Jojo Rabbit
De Tweede Wereldoorlog gezien door de ogen van een tienjarig jongetje, met Adolf Hitler als fantasievriendje. Dat is de kern van Jojo Rabbit, een opmerkelijke film van de Nieuw-Zeelandse regisseur Waititi, die ook de rol van Hitler voor zijn rekening neemt.
Jojo weet niet beter: hij is net als al zijn vriendjes lid van het Jungvolk, oefent op zijn ‘Sieg Heil’, loopt de hele dag in zijn uniform, rent door de bossen, verbrandt boeken en blaast zaken op. Zijn vader is in het leger maar zijn moeder is andere koek, zij heeft in hun huis een joods meisje verborgen.
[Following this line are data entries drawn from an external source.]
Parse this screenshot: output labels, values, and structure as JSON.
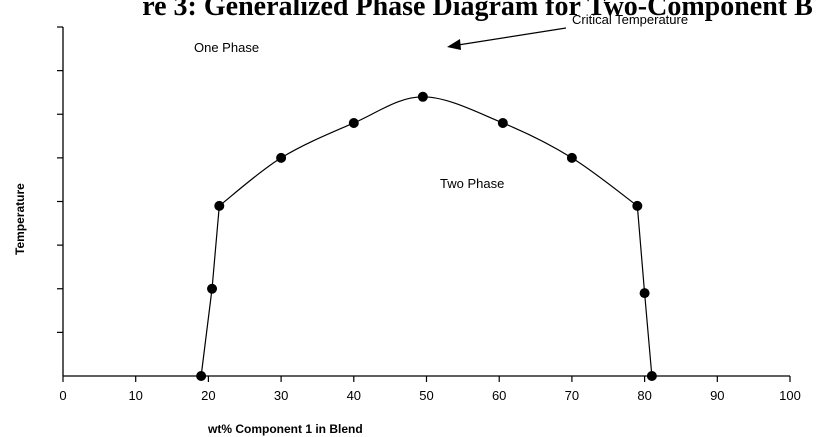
{
  "chart_data": {
    "type": "scatter",
    "title": "re 3: Generalized Phase Diagram for Two-Component B",
    "xlabel": "wt% Component 1 in Blend",
    "ylabel": "Temperature",
    "xlim": [
      0,
      100
    ],
    "ylim": [
      0,
      8
    ],
    "x_ticks": [
      0,
      10,
      20,
      30,
      40,
      50,
      60,
      70,
      80,
      90,
      100
    ],
    "y_ticks": [
      0,
      1,
      2,
      3,
      4,
      5,
      6,
      7,
      8
    ],
    "grid": false,
    "legend": "none",
    "line_color": "#000000",
    "marker_color": "#000000",
    "series": [
      {
        "points": [
          {
            "x": 19,
            "y": 0
          },
          {
            "x": 20.5,
            "y": 2
          },
          {
            "x": 21.5,
            "y": 3.9
          },
          {
            "x": 30,
            "y": 5
          },
          {
            "x": 40,
            "y": 5.8
          },
          {
            "x": 49.5,
            "y": 6.4
          },
          {
            "x": 60.5,
            "y": 5.8
          },
          {
            "x": 70,
            "y": 5
          },
          {
            "x": 79,
            "y": 3.9
          },
          {
            "x": 80,
            "y": 1.9
          },
          {
            "x": 81,
            "y": 0
          }
        ]
      }
    ],
    "annotations": [
      {
        "text": "Critical Temperature",
        "arrow_to": {
          "x": 49.5,
          "y": 6.4
        }
      },
      {
        "text": "One Phase"
      },
      {
        "text": "Two Phase"
      }
    ]
  }
}
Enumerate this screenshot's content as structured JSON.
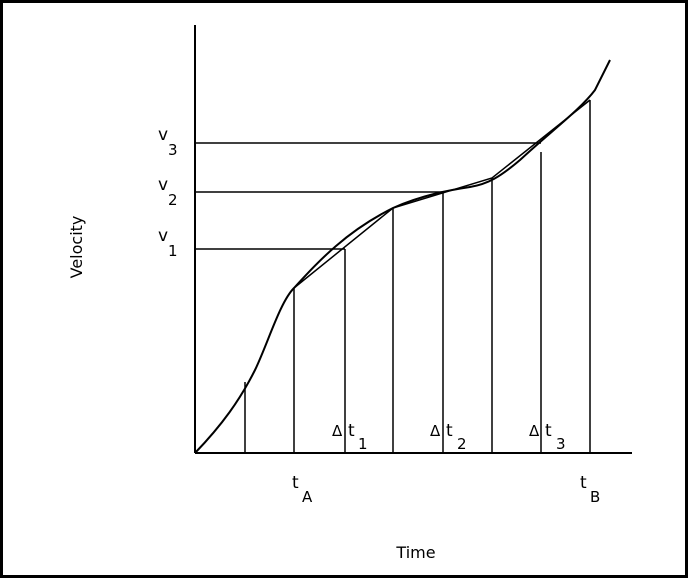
{
  "diagram": {
    "axis_labels": {
      "x": "Time",
      "y": "Velocity"
    },
    "velocity_labels": [
      {
        "base": "v",
        "sub": "1"
      },
      {
        "base": "v",
        "sub": "2"
      },
      {
        "base": "v",
        "sub": "3"
      }
    ],
    "time_labels": [
      {
        "base": "t",
        "sub": "A"
      },
      {
        "base": "t",
        "sub": "B"
      }
    ],
    "interval_labels": [
      {
        "delta": "Δ",
        "base": "t",
        "sub": "1"
      },
      {
        "delta": "Δ",
        "base": "t",
        "sub": "2"
      },
      {
        "delta": "Δ",
        "base": "t",
        "sub": "3"
      }
    ],
    "colors": {
      "line": "#000000",
      "background": "#ffffff",
      "frame": "#000000"
    }
  }
}
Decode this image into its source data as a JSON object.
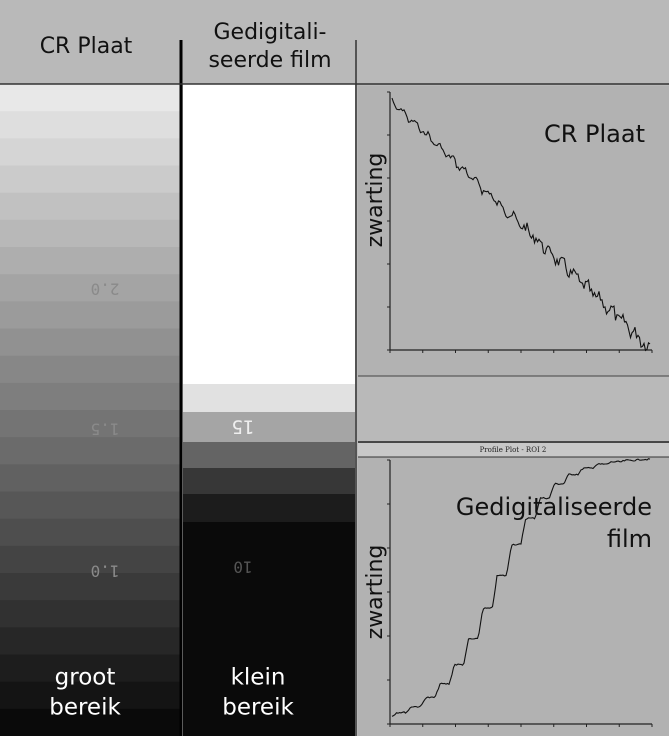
{
  "header": {
    "col1": "CR Plaat",
    "col2_line1": "Gedigitali-",
    "col2_line2": "seerde film"
  },
  "strips": {
    "cr": {
      "marks": [
        "2.0",
        "1.5",
        "1.0"
      ],
      "caption_line1": "groot",
      "caption_line2": "bereik"
    },
    "film": {
      "marks": [
        "15",
        "10"
      ],
      "caption_line1": "klein",
      "caption_line2": "bereik"
    }
  },
  "plots": {
    "top": {
      "title": "CR Plaat",
      "ylabel": "zwarting"
    },
    "bottom": {
      "window_title": "Profile Plot - ROI 2",
      "title_line1": "Gedigitaliseerde",
      "title_line2": "film",
      "ylabel": "zwarting"
    }
  }
}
De Führer is de zelfverzonnen speelkameraad van het onzekere jochie en duikt steeds in zijn nabijheid op. Daarbij worden de nazi’s voortdurend op de hak genomen,
Jojo Rabbit is in de eerste plaats een komedie, maar dan wel een van de wrange soort. De film wisselt een opmerkelijke kluchtigheid af met de bloedige ernst van de oorlog, de nare werkelijkheid waar Jojo steeds meer van ontdekt. Jojo kan als kind die ernst van de oorlog niet aan. Een konijntje de nek omdraaien lukt niet, het oefenen met een handgranaat gaat ook mis en hij wordt vervolgens afgescheept met het bezorgen van de post. Zijn moeder vindt dat allemaal niet zo erg: “Tienjarigen horen geen oorlog te vieren”. Met de joodse Elsa sluit hij langzaam vriendschap: “Jij bent geen nazi, Jojo, je bent een tienjarige met een uniform aan, die ergens bij wil horen.”
Dat gaat allemaal gepaard met grappen en grollen, maar naar het einde toe wordt het Jojo steeds duidelijker waar het in die oorlog nou werkelijk om gaat. Daardoor is Jojo Rabbit weliswaar een komedie, maar wel een waarbij nooit de ernst uit het oog wordt verloren.